Dive Brief:
- Macellum Advisors, owner of nearly 5% of Kohl's common stock, issued a letter to other investors in the retailer Tuesday that called for a board shakeup.
- The investment firm pushed Kohl's to make a series of moves, including selling property, ramping up stock buybacks and breaking out its e-commerce segment. In a response, Kohl's said it was "disappointed with the path" Macellum is pursuing and "the unfounded speculation" in its letter.
- In the letter, Macellum also said that "a sales process must commence" for the company as a whole absent a board revamp. "[W]e believe there are multiple buyers that have expressed interest in an acquisition," wrote Jonathan Duskin, managing partner with Macellum.
Dive Insight:
Macellum, by its own account, has been agitating quietly for more than a year for Kohl's to make both operational and financial changes at the company. The financial firm and the retailer entered into a settlement last year that gave Macellum two board seats in return for public silence with other shareholders.
The firm is talking now, and launched into Kohl's and its leaders with a litany of complaints and demands, including a "lack of urgency" as Kohl's underperforms those retailers Macellum considers its peer group, which includes everyone from Ross Stores to Dick's Sporting Goods to Walmart.
While Kohl's agreed to renominate Macellum's two designees to the board, Duskin wrote that Macellum plans to nominate its own slate of directors at the company's annual investor meeting this year.
For its part, Kohl's said that its "recently refreshed Board has the right mix of fresh perspectives, industry and financial expertise and institutional knowledge." Over the past three years, six new directors have joined the retailer's board, bringing with them experience from Lululemon, Walmart and Burlington, among other companies.
Many of the items in Duskin's letter that Macellum is pushing for are familiar refrains among activist investors in retail companies. Included is the sale of $4 billion worth of owned real estate — turning the company from an owner to a renter at those properties — and passing on the cash to shareholders via a stock buyback program.
Macellum also alluded to a fairly recent innovation in terms of financialization of retail companies: the e-commerce spinoff, such as that of Saks Fifth Avenue and being contemplated at Macy's. Such a spinoff brings in cash by putting the e-commerce operations of a retailer on public markets or up for private investment. It also adds legal and potentially operational complexity to the coordination of physical and digital stores, in an industry that is by and large working to make shopping as seamless as possible across channels.

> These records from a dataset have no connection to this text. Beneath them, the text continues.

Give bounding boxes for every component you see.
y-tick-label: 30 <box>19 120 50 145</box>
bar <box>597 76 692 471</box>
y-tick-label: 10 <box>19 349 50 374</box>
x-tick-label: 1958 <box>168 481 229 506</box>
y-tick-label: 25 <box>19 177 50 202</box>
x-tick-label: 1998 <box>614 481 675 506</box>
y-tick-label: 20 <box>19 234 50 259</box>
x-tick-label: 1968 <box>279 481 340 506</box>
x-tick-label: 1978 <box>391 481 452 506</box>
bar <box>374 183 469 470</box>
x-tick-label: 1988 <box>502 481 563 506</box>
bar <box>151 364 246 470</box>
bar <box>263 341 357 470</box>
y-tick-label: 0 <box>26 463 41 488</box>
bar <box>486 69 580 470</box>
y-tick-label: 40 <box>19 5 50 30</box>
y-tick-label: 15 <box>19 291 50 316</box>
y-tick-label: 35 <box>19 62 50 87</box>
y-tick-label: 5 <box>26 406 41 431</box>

In the letter, Duskin wrote of Kohl's breaking out its e-commerce operations: "We believe this can be done in a way whereby the customer experience is unchanged, yet the Company can be accorded a reasonable valuation for this valuable business."
No doubt asset sales, spinoffs and buybacks could be profitable to shareholders. The question before Kohl's board is whether the such moves would be best for the company's long-term interests. Critics of share buybacks say they divert cash away from business investment and toward shareholders. And unlike dividends, buybacks, in the view of their critics, reward short-term investors who sell company stock when prices increase in response to share purchase programs.
In its reply, Kohl's said that leadership "will continue to aggressively pursue the best interests of all shareholders as we manage the business to increase shareholder value in both the near- and long-term."
Along with financial changes, Macellum wants to see Kohl's get more nimble in its merchandising, streamline its offerings, bring product sourcing for private label goods in house, rationalize its distribution network and revamp executive compensation.
In response to Macellum's letter, Kohl's touted its brand partnerships, including the recently launched partnership with Sephora and said it was positioned to pass its 2023 financial goals two years ahead of plan.
And barring all that, Macellum urged a sale of the company. "We believe the number of potential suitors for Kohl's would be even larger if the Board were to announce a true sales process and hire qualified financial advisors to solicit proposals from strategic buyers in the ecommerce and retail sectors, rather than attempting to chill the process as we believe it is doing today," Duskin said in the letter.
Clarification: This story has been updated to more precisely describe Macellum's suggestion that Kohl’s break out its e-commerce operations.